Looks like GM's imminent bankruptcy will result in the US government holding a 70% stake.

NY Times

Monday, May 25, 2009

First Electric Mini Delivered!

Peter Trepp in Southern California is the first consumer to take delivery of their electric Mini. The USA Today story begins:
"Peter Trepp just can't keep his foot off the accelerator of his new Mini E."
Peter blogs about his electric Mini at www.petersminie.blogspot.com/.

Sunday, May 17, 2009

Toyota spokesman on PHEVs at EVS

You can smell the PHEV procrastination. Asked by the reporter when the plug-in Prius on display will be available in Norway, he replies:
"This is the first demonstration program. We have a small number of vehicles in Paris, France and in the UK and we're involved in gathering some data to understand how consumers actually use these vehicles...We will start much bigger scale demonstration... 100 vehicles in Strassbourg, and it's intended a 3 year trial to understand how consumers react, how they use the vehicle, to gather information and this will enable us to decide the best way to configure the vehicle and then we can make decisions about marketing. No decision about introduction of plug-in hybrid vehicle. The whole reason is we have to do the trial to better understand consumer requirements..."
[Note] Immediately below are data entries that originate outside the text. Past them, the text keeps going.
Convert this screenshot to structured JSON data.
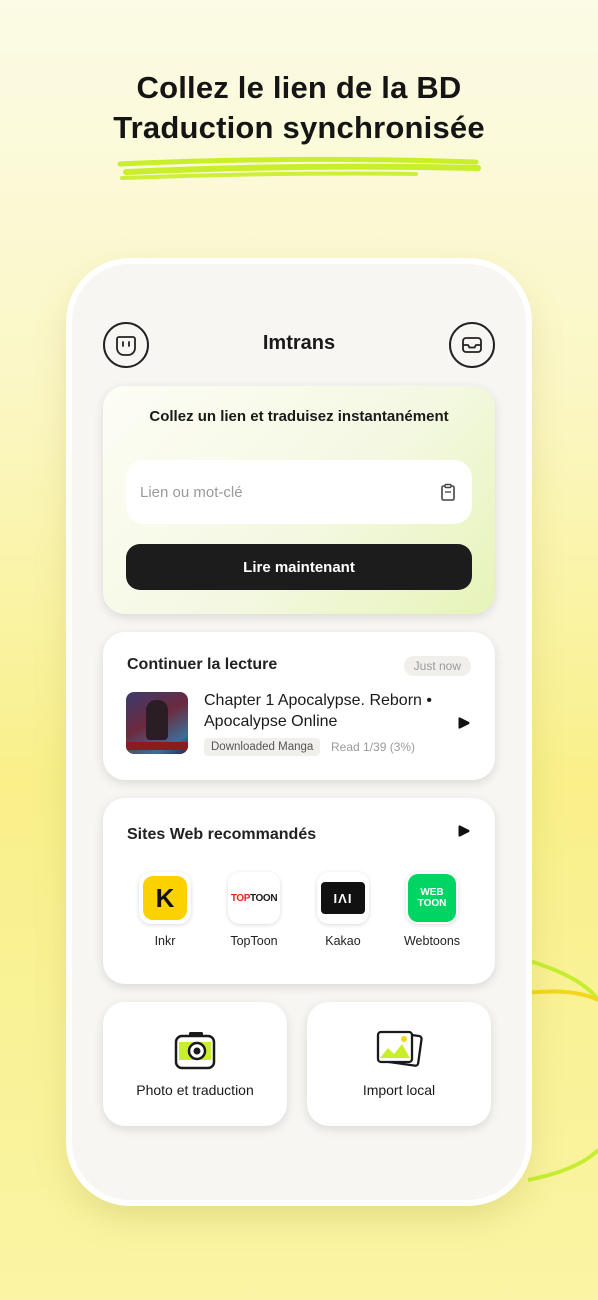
{
  "headline": {
    "line1": "Collez le lien de la BD",
    "line2": "Traduction synchronisée"
  },
  "header": {
    "title": "Imtrans",
    "left_icon": "smiley-face-icon",
    "right_icon": "inbox-tray-icon"
  },
  "paste_card": {
    "title": "Collez un lien et traduisez instantanément",
    "search_placeholder": "Lien ou mot-clé",
    "search_value": "",
    "clipboard_icon": "clipboard-icon",
    "read_button": "Lire maintenant"
  },
  "continue_reading": {
    "title": "Continuer la lecture",
    "badge": "Just now",
    "chapter_title": "Chapter 1 Apocalypse. Reborn • Apocalypse Online",
    "tag": "Downloaded Manga",
    "progress": "Read 1/39 (3%)",
    "play_icon": "play-icon"
  },
  "recommended_sites": {
    "title": "Sites Web recommandés",
    "sites": [
      {
        "label": "Inkr",
        "icon": "inkr-logo-icon"
      },
      {
        "label": "TopToon",
        "icon": "toptoon-logo-icon"
      },
      {
        "label": "Kakao",
        "icon": "kakao-logo-icon"
      },
      {
        "label": "Webtoons",
        "icon": "webtoon-logo-icon"
      }
    ],
    "logo_text": {
      "inkr": "K",
      "toptoon_top": "TOP",
      "toptoon_rest": "TOON",
      "kakao": "IΛI",
      "webtoon_1": "WEB",
      "webtoon_2": "TOON"
    }
  },
  "tools": {
    "photo_label": "Photo et traduction",
    "import_label": "Import local"
  },
  "colors": {
    "accent_green": "#c8ef2a",
    "dark_button": "#1c1c1c",
    "background_yellow": "#f9f08a"
  }
}
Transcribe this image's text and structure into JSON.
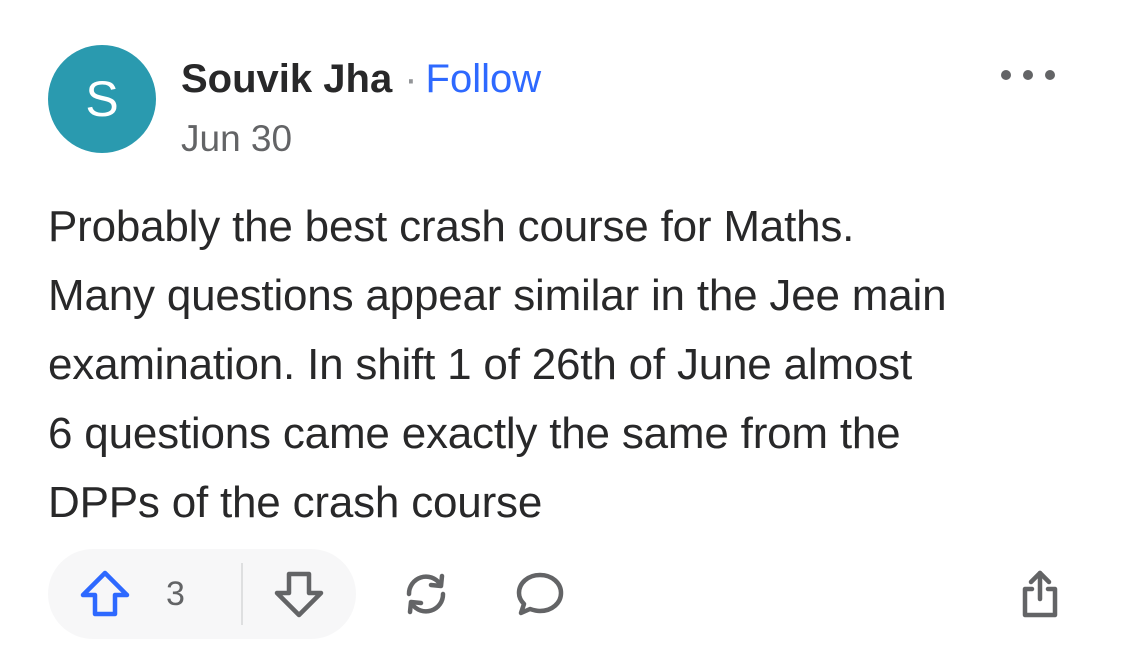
{
  "author": {
    "avatar_letter": "S",
    "avatar_color": "#2a9aaf",
    "name": "Souvik Jha",
    "separator": "·",
    "follow_label": "Follow",
    "date": "Jun 30"
  },
  "post": {
    "body": "Probably the best crash course for Maths.\nMany questions appear similar in the Jee main\nexamination. In shift 1 of 26th of June almost\n6 questions came exactly the same from the\nDPPs of the crash course"
  },
  "actions": {
    "upvote_count": "3",
    "upvote_icon": "arrow-up-outline-icon",
    "downvote_icon": "arrow-down-outline-icon",
    "share_icon": "reshare-cycle-icon",
    "comment_icon": "speech-bubble-icon",
    "export_icon": "share-upload-icon",
    "more_icon": "three-dots-icon"
  },
  "colors": {
    "accent": "#2e69ff",
    "text": "#282829",
    "muted": "#636466"
  }
}
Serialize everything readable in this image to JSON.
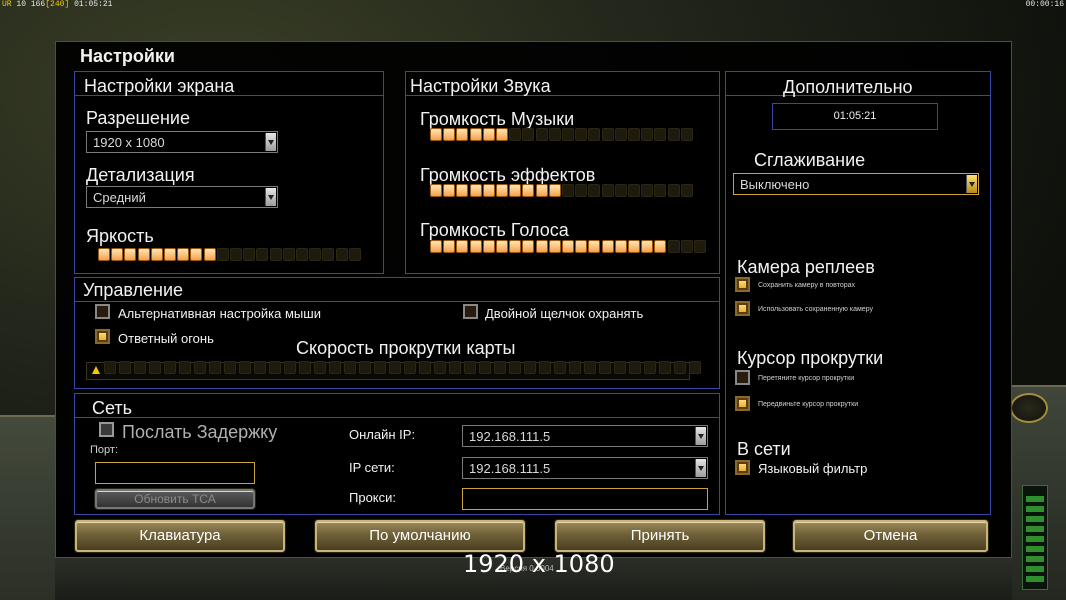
{
  "hud": {
    "top_left_prefix": "UR",
    "top_left_values": "10 166",
    "top_left_bracket": "[240]",
    "top_left_time": "01:05:21",
    "top_right_time": "00:00:16"
  },
  "panel": {
    "title": "Настройки"
  },
  "screen": {
    "title": "Настройки экрана",
    "resolution_label": "Разрешение",
    "resolution_value": "1920 x 1080",
    "detail_label": "Детализация",
    "detail_value": "Средний",
    "brightness_label": "Яркость",
    "brightness": {
      "filled": 9,
      "total": 20
    }
  },
  "sound": {
    "title": "Настройки Звука",
    "music_label": "Громкость Музыки",
    "music": {
      "filled": 6,
      "total": 20
    },
    "effects_label": "Громкость эффектов",
    "effects": {
      "filled": 10,
      "total": 20
    },
    "voice_label": "Громкость Голоса",
    "voice": {
      "filled": 18,
      "total": 21
    }
  },
  "extra": {
    "title": "Дополнительно",
    "clock": "01:05:21",
    "antialias_label": "Сглаживание",
    "antialias_value": "Выключено",
    "replay_camera_title": "Камера реплеев",
    "save_camera_label": "Сохранить камеру в повторах",
    "use_saved_camera_label": "Использовать сохраненную камеру",
    "scroll_cursor_title": "Курсор прокрутки",
    "drag_cursor_label": "Перетяните курсор прокрутки",
    "move_cursor_label": "Передвиньте курсор прокрутки",
    "online_title": "В сети",
    "language_filter_label": "Языковый фильтр"
  },
  "control": {
    "title": "Управление",
    "alt_mouse_label": "Альтернативная настройка мыши",
    "double_click_label": "Двойной щелчок охранять",
    "return_fire_label": "Ответный огонь",
    "scroll_speed_label": "Скорость прокрутки карты",
    "scroll_speed": {
      "filled": 0,
      "total": 40
    }
  },
  "network": {
    "title": "Сеть",
    "send_delay_label": "Послать Задержку",
    "port_label": "Порт:",
    "port_value": "",
    "update_button": "Обновить ТСА",
    "online_ip_label": "Онлайн IP:",
    "online_ip_value": "192.168.111.5",
    "lan_ip_label": "IP сети:",
    "lan_ip_value": "192.168.111.5",
    "proxy_label": "Прокси:",
    "proxy_value": ""
  },
  "buttons": {
    "keyboard": "Клавиатура",
    "defaults": "По умолчанию",
    "accept": "Принять",
    "cancel": "Отмена"
  },
  "overlay": {
    "resolution_text": "1920 x 1080",
    "small_text": "Версия 0.0004"
  },
  "colors": {
    "panel_border": "#3a45a8",
    "slider_on": "#f6a24a",
    "accent_gold": "#c9a43a"
  }
}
[Source: Electricaid/Norstart]

Thursday, May 14, 2009

Chu speaks on hydrogen and fuel cells

Sounding a lot like Joe Romm in Who Killed the Electric Car.
TR: The hydrogen fuel-cell program has been scaled back in the proposed budget, and the emphasis has been changed from transportation to buildings.

SC: That's right.

TR: It used to be thought, five to eight years ago, that hydrogen was the great answer for the future of transportation. The mood has shifted. What have we learned from this?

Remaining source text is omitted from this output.